The Sentinel

To respect or not to respect?


To respect or not to respect?

Evesdropping is rude, we all know that, but sometimes we can’t help but hear what the people around us are talking about. Sometimes it’s funny, dramatic, or even sad. But what happens when what you overhear is incredibly offensive? You can’t really say anything because you were listening in, but you don’t want to stay silent because it goes against your moral code. I’m going to share some experiences I have had from accidentally overhearing conversations.

We have all been there when that one stranger is in front of you ranting about politics, religion or something else where everyone and their mother thinks they are 100% correct. At one point I had the pleasure of over hearing a man going on and on about how much he hated how former President Barack Obama made him so angry because he was “born in Kenya” and not America. The urge I had to verbally slap this man with actual facts was overwhelming, but because of common social courtesy I kept it to myself.

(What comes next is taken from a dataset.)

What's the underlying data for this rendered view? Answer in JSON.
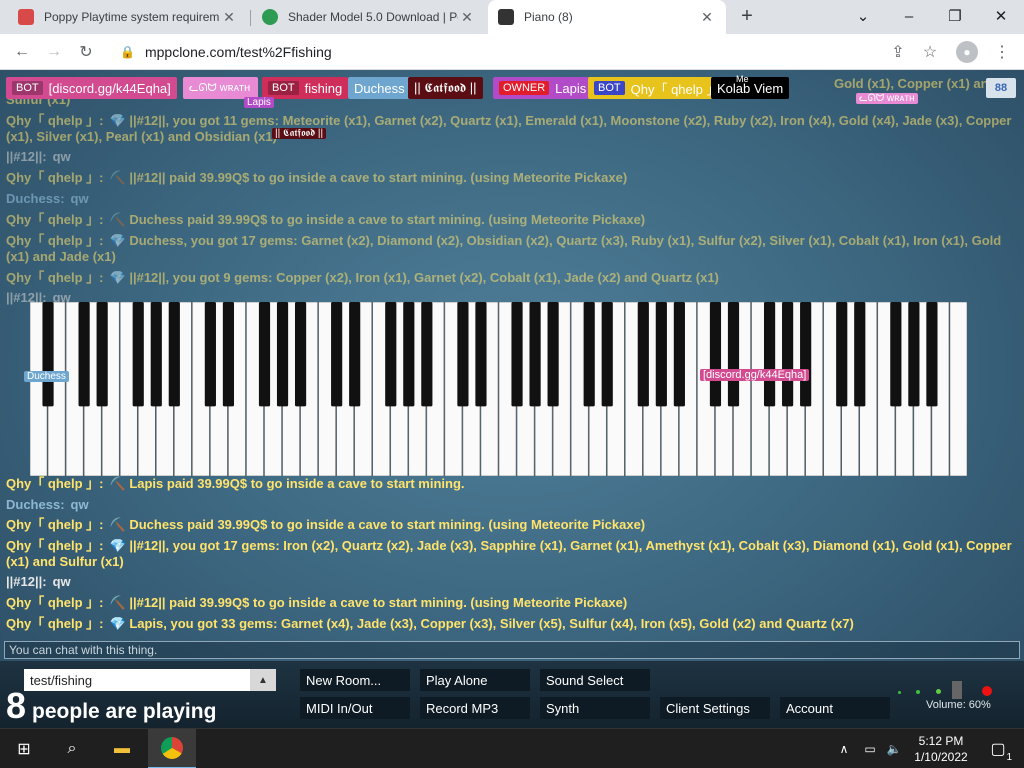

A similar event happened when a friend of mine was seated in a restaurant and over heard a small dinner party, fueling each other’s fires on how freedom of religion only applied to Christians and Christian faiths. He kept his opinions to himself because it would have been impolite to comment on something that was not directed toward him. It was their private discussion after all.

In the Student Union Building at North Idaho College, I have heard countless opinions from other select groups of people. I have heard racists comments, hate on certain political parties (both Liberal and Conservative) and what I believe to be worst of all, I hear cruel and harsh remarks on women.

I have heard “men” say that women who hang with them owe them at least oral sex. I have heard “what a hag, she didn’t age well” from wrinkly washed up old men who have no room to talk. I have heard so much negative and poisonous passing thoughts, but allowed them to pass with a heavy heart and crawling skin due to social construct.

From afar it seems clear. Stand up for the victims of this verbal abuse! But the message instilled in us from a young age tells us that we must respect others and respect the societal values that our ancestors formed. We had no choice in them.

I personally have been pondering this conundrum for quite some time now and I think I have officially disregarded such paraxial values in situations such as these. Respect for those being disrespected and disregarded is far more important than respect for those who have none for others.

So pick your poison, do you keep your mouth shut for the sake of respect? Or do you stand up for those around who are being disrespected?